Le 17 juin, de nouvelles élections législatives avaient lieu en Grèce. La coalition de gauche radicale Syriza qui était souvent en tête des sondages, est finalement arrivée en deuxième position derrière la droite de Nouvelle démocratie..Syriza triomphe et… perd les élections, mais peut-être n’est-ce que partie remiseIl s’en est fallu d’un rien, 2,77 % des voix, pour que la coalition de la gauche radicale (Syriza) gagne les élections grecques et parachève triomphalement l’extraordinaire montée en flèche de son score électoral qui est passé de 4,5 % à presque 27 % en moins de trois ans ! Cependant, la droite coalisée de Nouvelle Démocratie et ses acolytes de tout bord (les vieux sociaux-libéraux du Pasok et les apprentis sociaux-démocrates de la Gauche démocratique) ont tous le droit de pousser un ouf de soulagement : la menace de la formation d’un gouvernement de gauche abolissant les mesures d’austérité vient de s’éloigner, au moins pour l’instant…

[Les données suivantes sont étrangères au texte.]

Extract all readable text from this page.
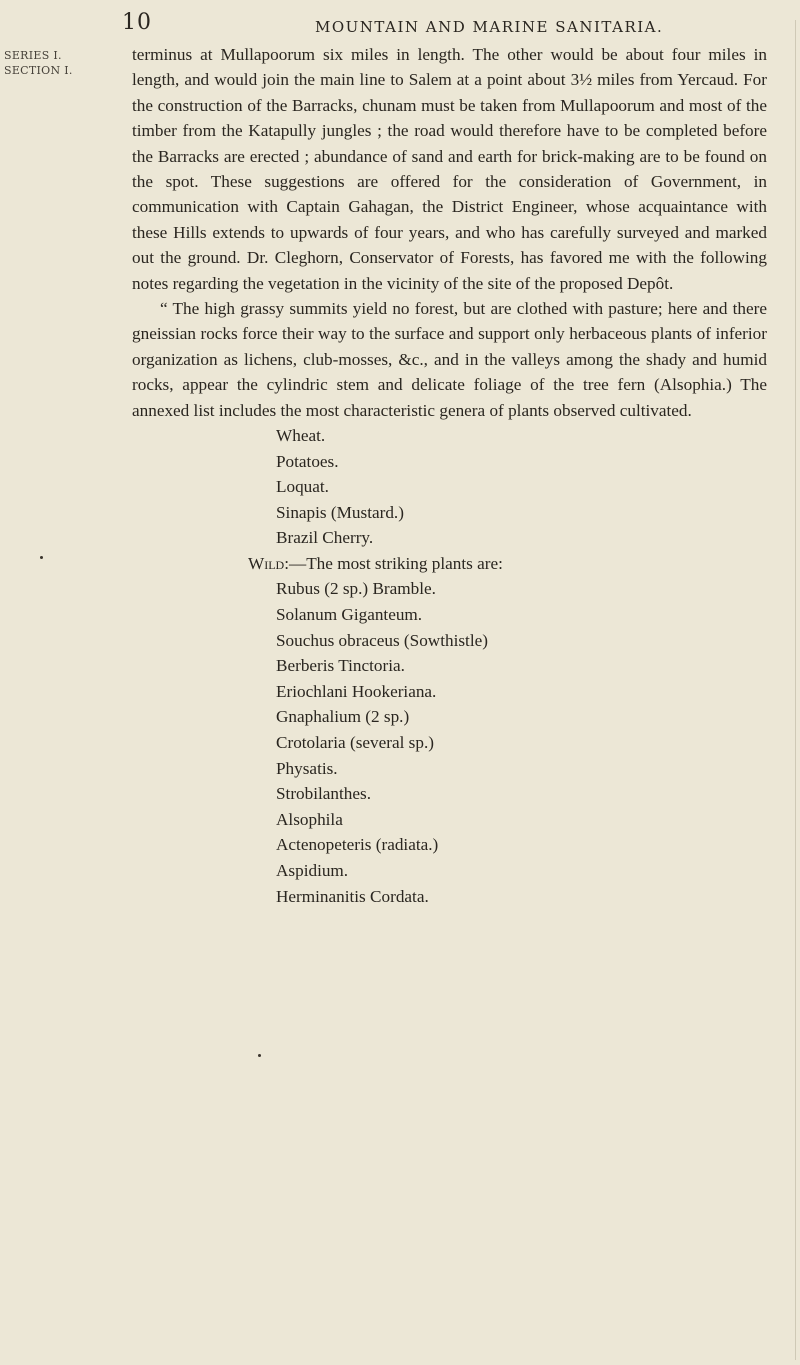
10	MOUNTAIN AND MARINE SANITARIA.
SERIES I.
SECTION I.

terminus at Mullapoorum six miles in length. The other would be about four miles in length, and would join the main line to Salem at a point about 3½ miles from Yercaud. For the construction of the Barracks, chunam must be taken from Mullapoorum and most of the timber from the Katapully jungles ; the road would therefore have to be completed before the Barracks are erected ; abundance of sand and earth for brick-making are to be found on the spot. These suggestions are offered for the consideration of Government, in communication with Captain Gahagan, the District Engineer, whose acquaintance with these Hills extends to upwards of four years, and who has carefully surveyed and marked out the ground. Dr. Cleghorn, Conservator of Forests, has favored me with the following notes regarding the vegetation in the vicinity of the site of the proposed Depôt.

“ The high grassy summits yield no forest, but are clothed with pasture; here and there gneissian rocks force their way to the surface and support only herbaceous plants of inferior organization as lichens, club-mosses, &c., and in the valleys among the shady and humid rocks, appear the cylindric stem and delicate foliage of the tree fern (Alsophia.) The annexed list includes the most characteristic genera of plants observed cultivated.

Wheat.
Potatoes.
Loquat.
Sinapis (Mustard.)
Brazil Cherry.

Wild:—The most striking plants are:

Rubus (2 sp.) Bramble.
Solanum Giganteum.
Souchus obraceus (Sowthistle)
Berberis Tinctoria.
Eriochlani Hookeriana.
Gnaphalium (2 sp.)
Crotolaria (several sp.)
Physatis.
Strobilanthes.
Alsophila
Actenopeteris (radiata.)
Aspidium.
Herminanitis Cordata.
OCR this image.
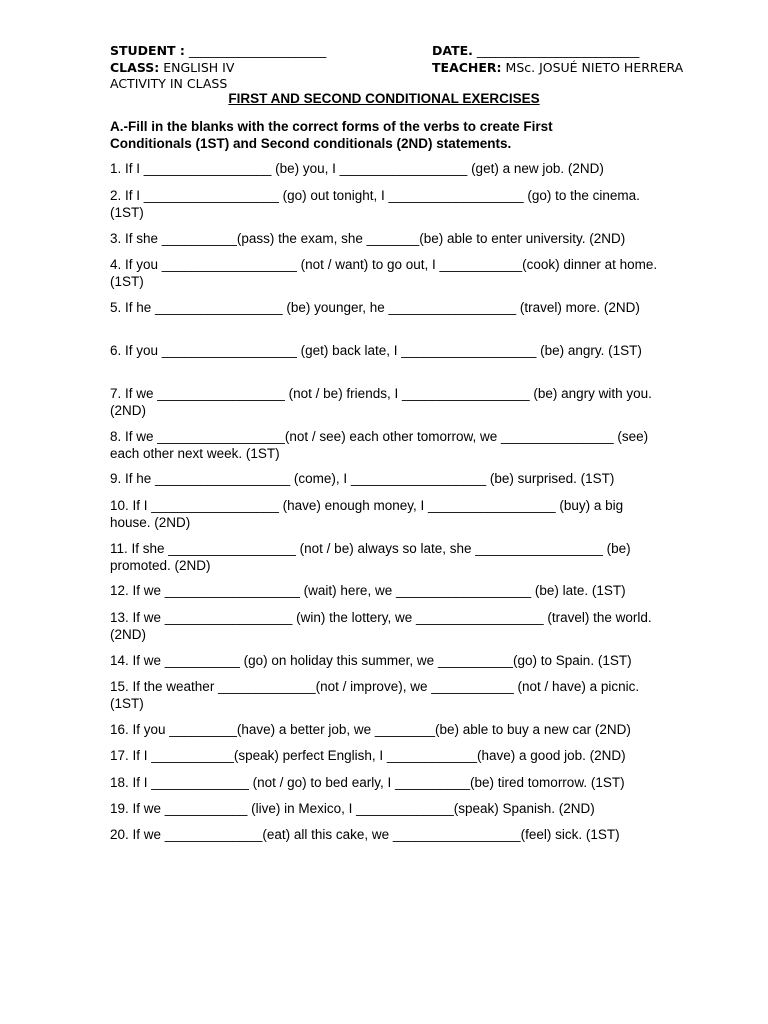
STUDENT : ______________________	DATE. __________________________
CLASS: ENGLISH IV	TEACHER: MSc. JOSUÉ NIETO HERRERA
ACTIVITY IN CLASS
FIRST AND SECOND CONDITIONAL EXERCISES
A.-Fill in the blanks with the correct forms of the verbs to create First Conditionals (1ST) and Second conditionals (2ND) statements.
1. If I _________________ (be) you, I _________________ (get) a new job. (2ND)
2. If I __________________ (go) out tonight, I __________________ (go) to the cinema. (1ST)
3. If she __________(pass) the exam, she _______(be) able to enter university. (2ND)
4. If you __________________ (not / want) to go out, I ___________(cook) dinner at home. (1ST)
5. If he _________________ (be) younger, he _________________ (travel) more. (2ND)
6. If you __________________ (get) back late, I __________________ (be) angry. (1ST)
7. If we _________________ (not / be) friends, I _________________ (be) angry with you. (2ND)
8. If we _________________(not / see) each other tomorrow, we _______________ (see) each other next week. (1ST)
9. If he __________________ (come), I __________________ (be) surprised. (1ST)
10. If I _________________ (have) enough money, I _________________ (buy) a big house. (2ND)
11. If she _________________ (not / be) always so late, she _________________ (be) promoted. (2ND)
12. If we __________________ (wait) here, we __________________ (be) late. (1ST)
13. If we _________________ (win) the lottery, we _________________ (travel) the world. (2ND)
14. If we __________ (go) on holiday this summer, we __________(go) to Spain. (1ST)
15. If the weather _____________(not / improve), we ___________ (not / have) a picnic. (1ST)
16. If you _________(have) a better job, we ________(be) able to buy a new car (2ND)
17. If I ___________(speak) perfect English, I ____________(have) a good job. (2ND)
18. If I _____________ (not / go) to bed early, I __________(be) tired tomorrow. (1ST)
19. If we ___________ (live) in Mexico, I _____________(speak) Spanish. (2ND)
20. If we _____________(eat) all this cake, we _________________(feel) sick. (1ST)
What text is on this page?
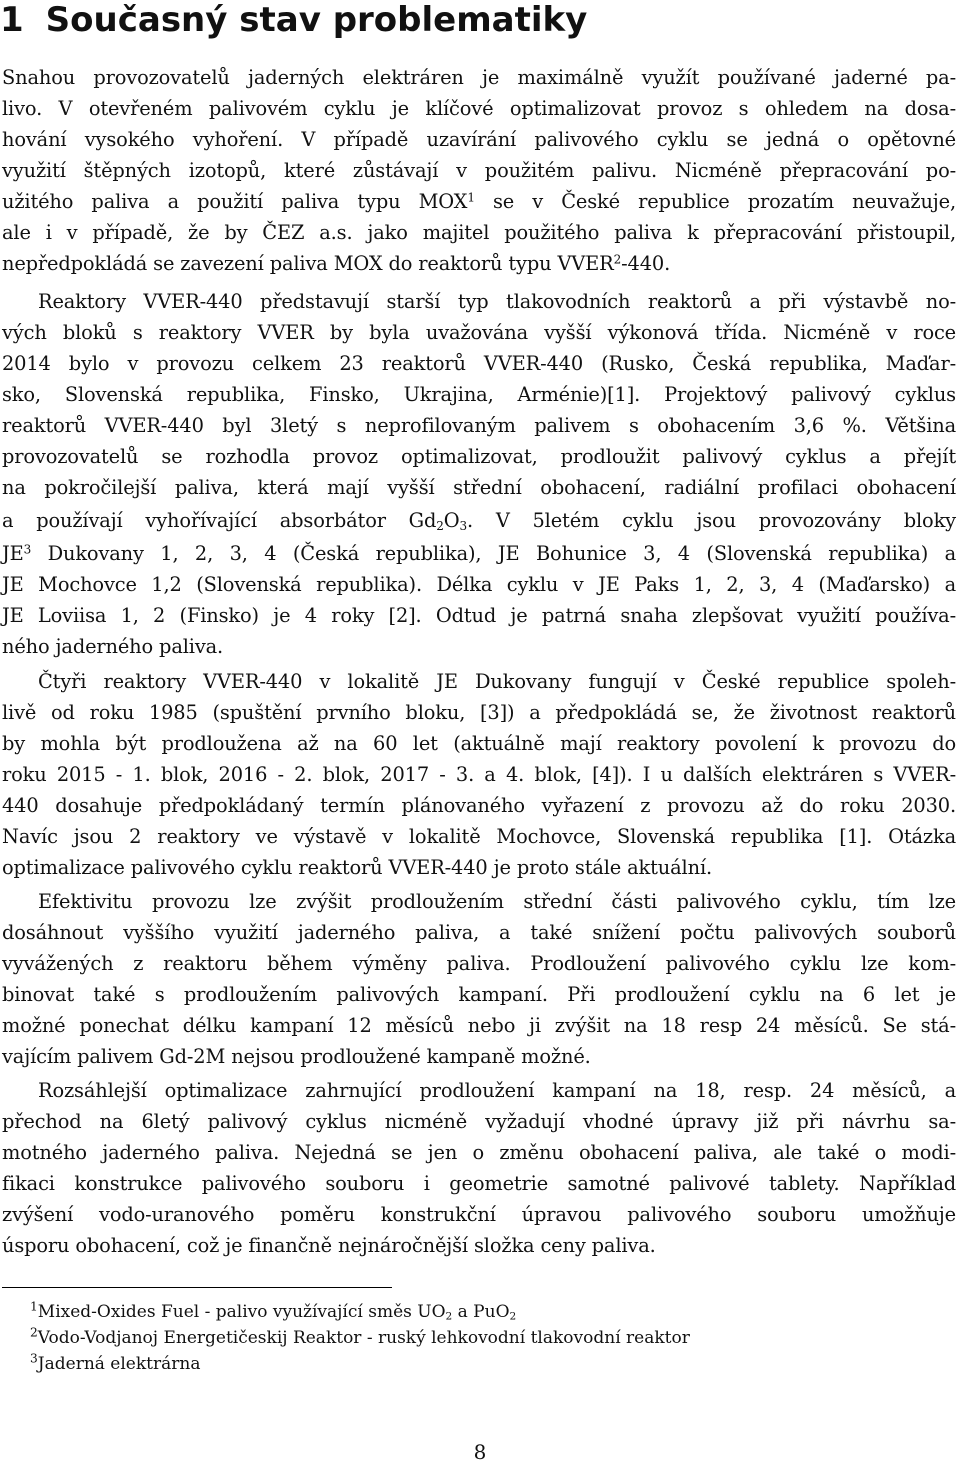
1 Současný stav problematiky
Snahou provozovatelů jaderných elektráren je maximálně využít používané jaderné pa-
livo. V otevřeném palivovém cyklu je klíčové optimalizovat provoz s ohledem na dosa-
hování vysokého vyhoření. V případě uzavírání palivového cyklu se jedná o opětovné
využití štěpných izotopů, které zůstávají v použitém palivu. Nicméně přepracování po-
užitého paliva a použití paliva typu MOX$^1$ se v České republice prozatím neuvažuje,
ale i v případě, že by ČEZ a.s. jako majitel použitého paliva k přepracování přistoupil,
nepředpokládá se zavezení paliva MOX do reaktorů typu VVER$^2$-440.
Reaktory VVER-440 představují starší typ tlakovodních reaktorů a při výstavbě no-
vých bloků s reaktory VVER by byla uvažována vyšší výkonová třída. Nicméně v roce
2014 bylo v provozu celkem 23 reaktorů VVER-440 (Rusko, Česká republika, Maďar-
sko, Slovenská republika, Finsko, Ukrajina, Arménie)[1]. Projektový palivový cyklus
reaktorů VVER-440 byl 3letý s neprofilovaným palivem s obohacením 3,6 %. Většina
provozovatelů se rozhodla provoz optimalizovat, prodloužit palivový cyklus a přejít
na pokročilejší paliva, která mají vyšší střední obohacení, radiální profilaci obohacení
a používají vyhořívající absorbátor $Gd_2O_3$. V 5letém cyklu jsou provozovány bloky
$JE^3$ Dukovany 1, 2, 3, 4 (Česká republika), JE Bohunice 3, 4 (Slovenská republika) a
JE Mochovce 1,2 (Slovenská republika). Délka cyklu v JE Paks 1, 2, 3, 4 (Maďarsko) a
JE Loviisa 1, 2 (Finsko) je 4 roky [2]. Odtud je patrná snaha zlepšovat využití používa-
ného jaderného paliva.
Čtyři reaktory VVER-440 v lokalitě JE Dukovany fungují v České republice spoleh-
livě od roku 1985 (spuštění prvního bloku, [3]) a předpokládá se, že životnost reaktorů
by mohla být prodloužena až na 60 let (aktuálně mají reaktory povolení k provozu do
roku 2015 - 1. blok, 2016 - 2. blok, 2017 - 3. a 4. blok, [4]). I u dalších elektráren s VVER-
440 dosahuje předpokládaný termín plánovaného vyřazení z provozu až do roku 2030.
Navíc jsou 2 reaktory ve výstavě v lokalitě Mochovce, Slovenská republika [1]. Otázka
optimalizace palivového cyklu reaktorů VVER-440 je proto stále aktuální.
Efektivitu provozu lze zvýšit prodloužením střední části palivového cyklu, tím lze
dosáhnout vyššího využití jaderného paliva, a také snížení počtu palivových souborů
vyvážených z reaktoru během výměny paliva. Prodloužení palivového cyklu lze kom-
binovat také s prodloužením palivových kampaní. Při prodloužení cyklu na 6 let je
možné ponechat délku kampaní 12 měsíců nebo ji zvýšit na 18 resp 24 měsíců. Se stá-
vajícím palivem Gd-2M nejsou prodloužené kampaně možné.
Rozsáhlejší optimalizace zahrnující prodloužení kampaní na 18, resp. 24 měsíců, a
přechod na 6letý palivový cyklus nicméně vyžadují vhodné úpravy již při návrhu sa-
motného jaderného paliva. Nejedná se jen o změnu obohacení paliva, ale také o modi-
fikaci konstrukce palivového souboru i geometrie samotné palivové tablety. Například
zvýšení vodo-uranového poměru konstrukční úpravou palivového souboru umožňuje
úsporu obohacení, což je finančně nejnáročnější složka ceny paliva.
$^1$Mixed-Oxides Fuel - palivo využívající směs $UO_2$ a PuO$_2$
$^2$Vodo-Vodjanoj Energetičeskij Reaktor - ruský lehkovodní tlakovodní reaktor
$^3$Jaderná elektrárna
8
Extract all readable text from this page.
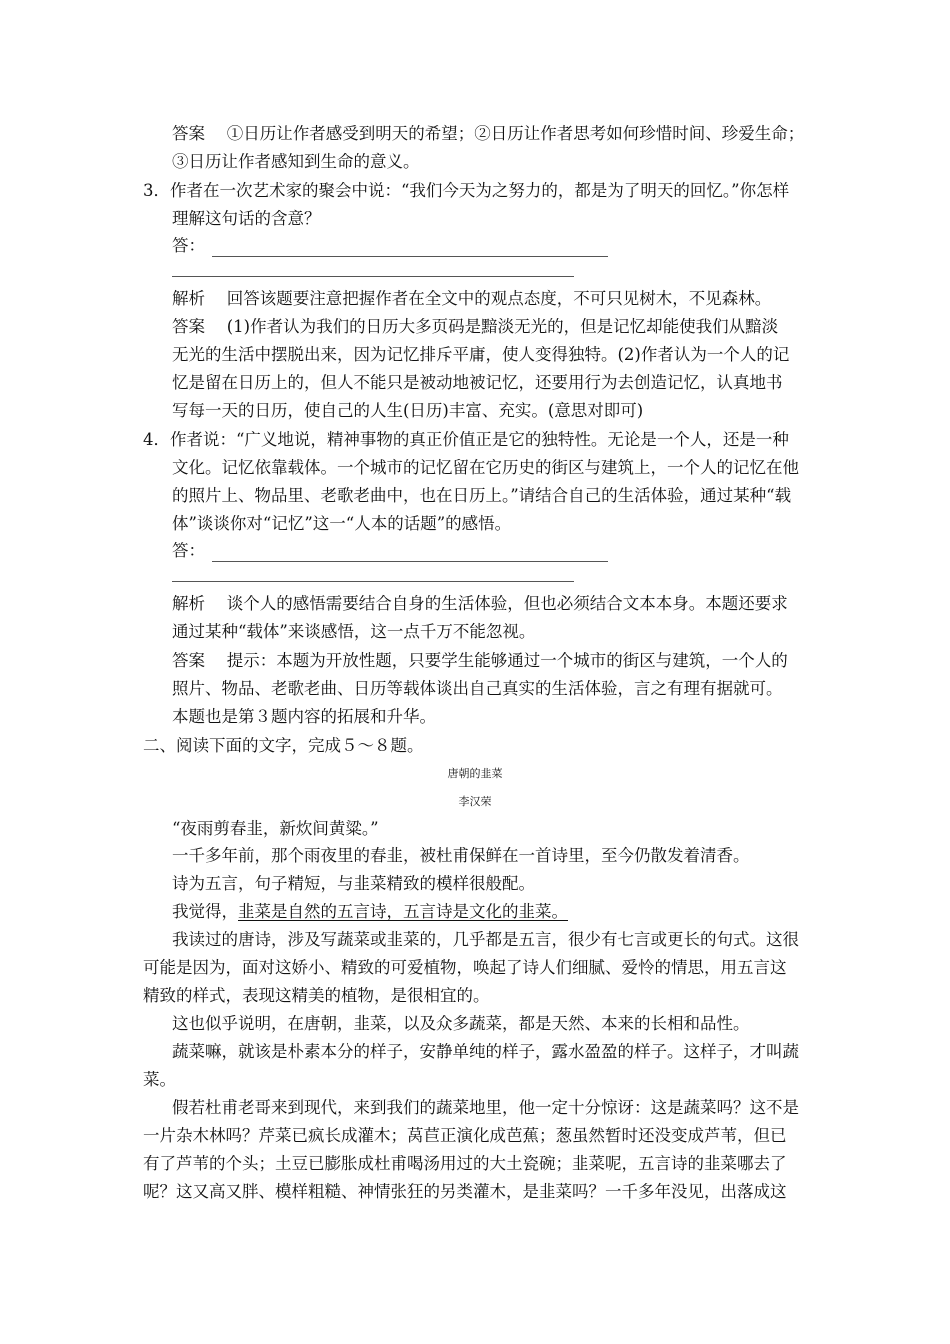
答案　 ①日历让作者感受到明天的希望；②日历让作者思考如何珍惜时间、珍爱生命；
③日历让作者感知到生命的意义。
3．作者在一次艺术家的聚会中说：“我们今天为之努力的，都是为了明天的回忆。”你怎样
理解这句话的含意？
答：
解析　 回答该题要注意把握作者在全文中的观点态度，不可只见树木，不见森林。
答案　 (1)作者认为我们的日历大多页码是黯淡无光的，但是记忆却能使我们从黯淡
无光的生活中摆脱出来，因为记忆排斥平庸，使人变得独特。(2)作者认为一个人的记
忆是留在日历上的，但人不能只是被动地被记忆，还要用行为去创造记忆，认真地书
写每一天的日历，使自己的人生(日历)丰富、充实。(意思对即可)
4．作者说：“广义地说，精神事物的真正价值正是它的独特性。无论是一个人，还是一种
文化。记忆依靠载体。一个城市的记忆留在它历史的街区与建筑上，一个人的记忆在他
的照片上、物品里、老歌老曲中，也在日历上。”请结合自己的生活体验，通过某种“载
体”谈谈你对“记忆”这一“人本的话题”的感悟。
答：
解析　 谈个人的感悟需要结合自身的生活体验，但也必须结合文本本身。本题还要求
通过某种“载体”来谈感悟，这一点千万不能忽视。
答案　 提示：本题为开放性题，只要学生能够通过一个城市的街区与建筑，一个人的
照片、物品、老歌老曲、日历等载体谈出自己真实的生活体验，言之有理有据就可。
本题也是第３题内容的拓展和升华。
二、阅读下面的文字，完成５～８题。
唐朝的韭菜
李汉荣
“夜雨剪春韭，新炊间黄粱。”
一千多年前，那个雨夜里的春韭，被杜甫保鲜在一首诗里，至今仍散发着清香。
诗为五言，句子精短，与韭菜精致的模样很般配。
我觉得，韭菜是自然的五言诗，五言诗是文化的韭菜。
我读过的唐诗，涉及写蔬菜或韭菜的，几乎都是五言，很少有七言或更长的句式。这很
可能是因为，面对这娇小、精致的可爱植物，唤起了诗人们细腻、爱怜的情思，用五言这
精致的样式，表现这精美的植物，是很相宜的。
这也似乎说明，在唐朝，韭菜，以及众多蔬菜，都是天然、本来的长相和品性。
蔬菜嘛，就该是朴素本分的样子，安静单纯的样子，露水盈盈的样子。这样子，才叫蔬
菜。
假若杜甫老哥来到现代，来到我们的蔬菜地里，他一定十分惊讶：这是蔬菜吗？这不是
一片杂木林吗？芹菜已疯长成灌木；莴苣正演化成芭蕉；葱虽然暂时还没变成芦苇，但已
有了芦苇的个头；土豆已膨胀成杜甫喝汤用过的大土瓷碗；韭菜呢，五言诗的韭菜哪去了
呢？这又高又胖、模样粗糙、神情张狂的另类灌木，是韭菜吗？一千多年没见，出落成这
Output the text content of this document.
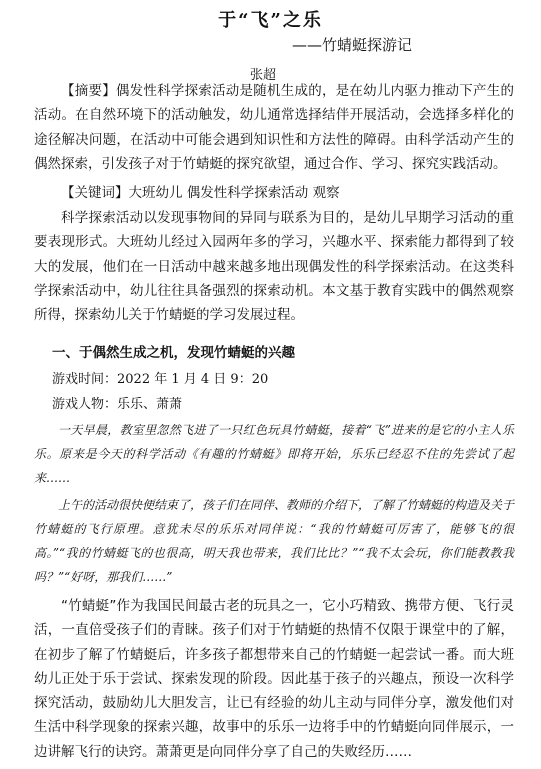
于“飞”之乐
——竹蜻蜓探游记
张超

【摘要】偶发性科学探索活动是随机生成的，是在幼儿内驱力推动下产生的活动。在自然环境下的活动触发，幼儿通常选择结伴开展活动，会选择多样化的途径解决问题，在活动中可能会遇到知识性和方法性的障碍。由科学活动产生的偶然探索，引发孩子对于竹蜻蜓的探究欲望，通过合作、学习、探究实践活动。

【关键词】大班幼儿 偶发性科学探索活动 观察

科学探索活动以发现事物间的异同与联系为目的，是幼儿早期学习活动的重要表现形式。大班幼儿经过入园两年多的学习，兴趣水平、探索能力都得到了较大的发展，他们在一日活动中越来越多地出现偶发性的科学探索活动。在这类科学探索活动中，幼儿往往具备强烈的探索动机。本文基于教育实践中的偶然观察所得，探索幼儿关于竹蜻蜓的学习发展过程。

一、于偶然生成之机，发现竹蜻蜓的兴趣
游戏时间：2022 年 1 月 4 日 9：20
游戏人物：乐乐、萧萧

一天早晨，教室里忽然飞进了一只红色玩具竹蜻蜓，接着“飞”进来的是它的小主人乐乐。原来是今天的科学活动《有趣的竹蜻蜓》即将开始，乐乐已经忍不住的先尝试了起来……

上午的活动很快便结束了，孩子们在同伴、教师的介绍下，了解了竹蜻蜓的构造及关于竹蜻蜓的飞行原理。意犹未尽的乐乐对同伴说：“我的竹蜻蜓可厉害了，能够飞的很高。”“我的竹蜻蜓飞的也很高，明天我也带来，我们比比？”“我不太会玩，你们能教教我吗？”“好呀，那我们……”

“竹蜻蜓”作为我国民间最古老的玩具之一，它小巧精致、携带方便、飞行灵活，一直倍受孩子们的青睐。孩子们对于竹蜻蜓的热情不仅限于课堂中的了解，在初步了解了竹蜻蜓后，许多孩子都想带来自己的竹蜻蜓一起尝试一番。而大班幼儿正处于乐于尝试、探索发现的阶段。因此基于孩子的兴趣点，预设一次科学探究活动，鼓励幼儿大胆发言，让已有经验的幼儿主动与同伴分享，激发他们对生活中科学现象的探索兴趣，故事中的乐乐一边将手中的竹蜻蜓向同伴展示，一边讲解飞行的诀窍。萧萧更是向同伴分享了自己的失败经历……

Le soulagement est d’ailleurs général parmi ceux d’en haut qui nous gouvernent et nous affament. L’euro s’envole, les marchés respirent, Mme Merkel exulte et l’Internationale dite « socialiste » des Papandréou et Hollande se félicite de la « défaite » de ces empêcheurs de tourner en rond nommés Tsipras & Co. Alors, fin du cauchemar qui a vu les cobayes grecs se révolter et occuper le « laboratoire Grèce » ? La réponse est un Non catégorique. Le cauchemar est ici pour y rester et tout indique que le nouveau gouvernement grec sera fragile et faible, miné par ses contradictions internes, la crise qu’il ne maîtrise pas et, surtout, par la résistance grandissante du peuple grec…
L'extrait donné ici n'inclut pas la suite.